La ressource en eau diminuant, une piste pour améliorer la résilience de l’agriculture est la réutilisation des eaux usées traitées issues des stations d’épuration (REUT). Actuellement, moins de 1 % des eaux usées traitées sont réutilisées en France, contre 14 % en Espagne, 8 % en Italie, 85 % en Israël. La pratique est apparue dans les années 80 dans des zones n’ayant pas d’accès à l'eau, notamment sur les îles. À Noirmoutier, qui ne dispose d’aucun captage d’eau douce, près de la moitié des eaux usées traitées sont utilisées pour l’irrigation de la pomme de terre, après désinfection par lagunage. La REUT s'est ensuite un peu étendue dans le Centre-Ouest et le Sud-Est, par souci d'amélioration du milieu récepteur, puis de meilleure gestion locale de l'eau. Et elle apparaît aujourd’hui comme une solution pour limiter les prélèvements dans le milieu.

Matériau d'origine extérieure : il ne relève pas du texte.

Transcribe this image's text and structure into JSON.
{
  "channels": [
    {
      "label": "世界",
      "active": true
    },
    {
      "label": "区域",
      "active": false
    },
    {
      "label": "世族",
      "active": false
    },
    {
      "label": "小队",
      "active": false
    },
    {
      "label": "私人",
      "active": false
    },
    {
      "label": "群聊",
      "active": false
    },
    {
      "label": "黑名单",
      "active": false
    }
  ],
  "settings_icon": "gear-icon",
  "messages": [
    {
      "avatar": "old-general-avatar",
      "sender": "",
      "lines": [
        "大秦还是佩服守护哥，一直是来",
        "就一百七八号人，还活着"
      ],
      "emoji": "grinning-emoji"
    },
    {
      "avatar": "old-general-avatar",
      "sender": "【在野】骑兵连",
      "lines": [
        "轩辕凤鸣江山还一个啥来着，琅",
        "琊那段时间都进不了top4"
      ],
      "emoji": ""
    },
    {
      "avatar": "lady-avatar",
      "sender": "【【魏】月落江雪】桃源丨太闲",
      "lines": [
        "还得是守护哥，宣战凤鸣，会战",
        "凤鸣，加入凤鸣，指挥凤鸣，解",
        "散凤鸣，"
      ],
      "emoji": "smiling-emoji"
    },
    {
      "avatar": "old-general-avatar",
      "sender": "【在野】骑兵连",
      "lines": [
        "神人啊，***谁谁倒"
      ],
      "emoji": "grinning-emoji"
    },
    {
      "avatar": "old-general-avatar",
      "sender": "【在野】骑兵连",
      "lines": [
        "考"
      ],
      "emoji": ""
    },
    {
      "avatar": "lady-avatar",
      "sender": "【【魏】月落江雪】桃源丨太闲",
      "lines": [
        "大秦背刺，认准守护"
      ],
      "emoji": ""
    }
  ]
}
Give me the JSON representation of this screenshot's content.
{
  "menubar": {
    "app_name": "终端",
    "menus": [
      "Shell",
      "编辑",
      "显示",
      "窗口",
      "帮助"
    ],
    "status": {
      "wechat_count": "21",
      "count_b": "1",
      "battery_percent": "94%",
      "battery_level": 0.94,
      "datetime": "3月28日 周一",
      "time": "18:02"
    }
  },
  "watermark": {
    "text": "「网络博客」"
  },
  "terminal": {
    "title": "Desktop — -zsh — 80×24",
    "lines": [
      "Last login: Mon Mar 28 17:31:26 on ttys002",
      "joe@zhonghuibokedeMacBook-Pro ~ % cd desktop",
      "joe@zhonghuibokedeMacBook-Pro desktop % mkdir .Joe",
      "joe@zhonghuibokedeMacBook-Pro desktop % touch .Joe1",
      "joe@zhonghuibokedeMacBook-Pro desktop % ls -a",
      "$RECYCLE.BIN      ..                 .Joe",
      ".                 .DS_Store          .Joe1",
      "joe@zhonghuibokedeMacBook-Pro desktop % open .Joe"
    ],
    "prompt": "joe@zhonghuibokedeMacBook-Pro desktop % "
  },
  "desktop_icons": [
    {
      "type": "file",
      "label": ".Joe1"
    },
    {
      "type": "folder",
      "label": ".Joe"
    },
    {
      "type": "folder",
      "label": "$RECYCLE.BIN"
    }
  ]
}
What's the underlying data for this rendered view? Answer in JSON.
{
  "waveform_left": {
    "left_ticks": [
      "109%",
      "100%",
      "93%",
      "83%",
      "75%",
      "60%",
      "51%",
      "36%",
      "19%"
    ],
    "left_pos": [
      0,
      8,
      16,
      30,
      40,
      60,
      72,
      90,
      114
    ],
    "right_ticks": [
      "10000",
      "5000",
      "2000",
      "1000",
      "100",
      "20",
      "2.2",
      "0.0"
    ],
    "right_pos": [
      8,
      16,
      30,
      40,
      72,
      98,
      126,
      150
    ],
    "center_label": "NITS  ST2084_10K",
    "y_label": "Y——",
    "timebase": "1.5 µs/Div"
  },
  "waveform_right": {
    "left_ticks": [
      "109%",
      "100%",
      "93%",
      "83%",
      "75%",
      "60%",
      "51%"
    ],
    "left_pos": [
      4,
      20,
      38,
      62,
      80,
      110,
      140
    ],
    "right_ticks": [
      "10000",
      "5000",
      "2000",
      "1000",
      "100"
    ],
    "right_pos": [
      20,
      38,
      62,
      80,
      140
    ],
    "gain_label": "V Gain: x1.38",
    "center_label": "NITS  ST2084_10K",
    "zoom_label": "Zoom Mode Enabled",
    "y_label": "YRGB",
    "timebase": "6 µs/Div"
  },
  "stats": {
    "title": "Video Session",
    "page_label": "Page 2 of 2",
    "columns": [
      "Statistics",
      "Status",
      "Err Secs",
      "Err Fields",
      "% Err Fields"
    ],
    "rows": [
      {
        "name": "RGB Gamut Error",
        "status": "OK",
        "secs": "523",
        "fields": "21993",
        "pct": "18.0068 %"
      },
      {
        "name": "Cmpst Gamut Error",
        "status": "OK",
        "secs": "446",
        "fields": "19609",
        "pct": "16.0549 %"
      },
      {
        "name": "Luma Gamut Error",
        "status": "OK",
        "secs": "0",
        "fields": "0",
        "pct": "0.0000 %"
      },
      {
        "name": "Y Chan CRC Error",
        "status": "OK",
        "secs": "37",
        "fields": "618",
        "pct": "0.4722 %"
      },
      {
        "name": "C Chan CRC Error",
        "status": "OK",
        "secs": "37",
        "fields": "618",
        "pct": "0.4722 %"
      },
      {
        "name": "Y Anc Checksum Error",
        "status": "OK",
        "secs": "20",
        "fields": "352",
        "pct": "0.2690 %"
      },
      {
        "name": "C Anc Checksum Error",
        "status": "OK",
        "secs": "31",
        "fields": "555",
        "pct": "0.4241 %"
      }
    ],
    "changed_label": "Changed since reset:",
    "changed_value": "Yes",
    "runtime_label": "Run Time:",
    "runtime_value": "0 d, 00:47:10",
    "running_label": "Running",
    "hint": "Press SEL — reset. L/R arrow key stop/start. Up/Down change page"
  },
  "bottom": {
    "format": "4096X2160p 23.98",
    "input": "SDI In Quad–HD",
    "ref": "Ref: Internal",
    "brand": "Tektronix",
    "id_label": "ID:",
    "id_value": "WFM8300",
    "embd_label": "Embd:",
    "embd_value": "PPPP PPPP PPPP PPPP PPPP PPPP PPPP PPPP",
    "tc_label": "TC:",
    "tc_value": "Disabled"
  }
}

Un objectif de triplement d’ici 2025 de l’utilisation d’eaux non conventionnelles, dont font partie les eaux usées traitées, a été annoncé aux Assises de l’eau en 2019. Et dans le plan Eau présenté par le chef de l’État, l’objectif est de passer à 10 % de réutilisation des eaux usées d’ici 2030, soit 300 millions de mètres cubes par an.

 

Combinaison de mesures et de traitements supplémentaires tout au long de la filière

Le principal frein est lié aux investissements nécessaires sur les stations pour atteindre une qualité d’eau suffisante pour l’irrigation. Les normes, encore renforcées dans le règlement européen entrant en vigueur en juin 2023, sont en particulier élevées pour les fruits et légumes, notamment les espèces consommées crues et celles dont la partie comestible est en contact direct avec l’eau. Une thèse est menée à l’Inrae de Lyon pour montrer que l’approche multi-barrière développée par l’OMS, qui repose sur la combinaison de mesures tout au long de la filière, en plus de traitements, permet d’assurer la sécurité des personnes potentiellement exposées. Des travaux sont aussi menés à l’Inrae de Montpellier. Une plateforme expérimentale de REUT a été créée en 2017 pour irriguer des cultures de vigne, arboriculture, luzerne, ainsi que des salades et des poireaux sous abri. Les travaux portent sur la faisabilité technique et les impacts agronomiques, sanitaires et environnementaux de la REUT. Une expérimentation de réutilisation des eaux usées traitées pour irriguer des cultures légumières a également été engagée dans la Manche par l’agglomération du Cotentin, le Sileban et le centre technique agroalimentaire Altalia.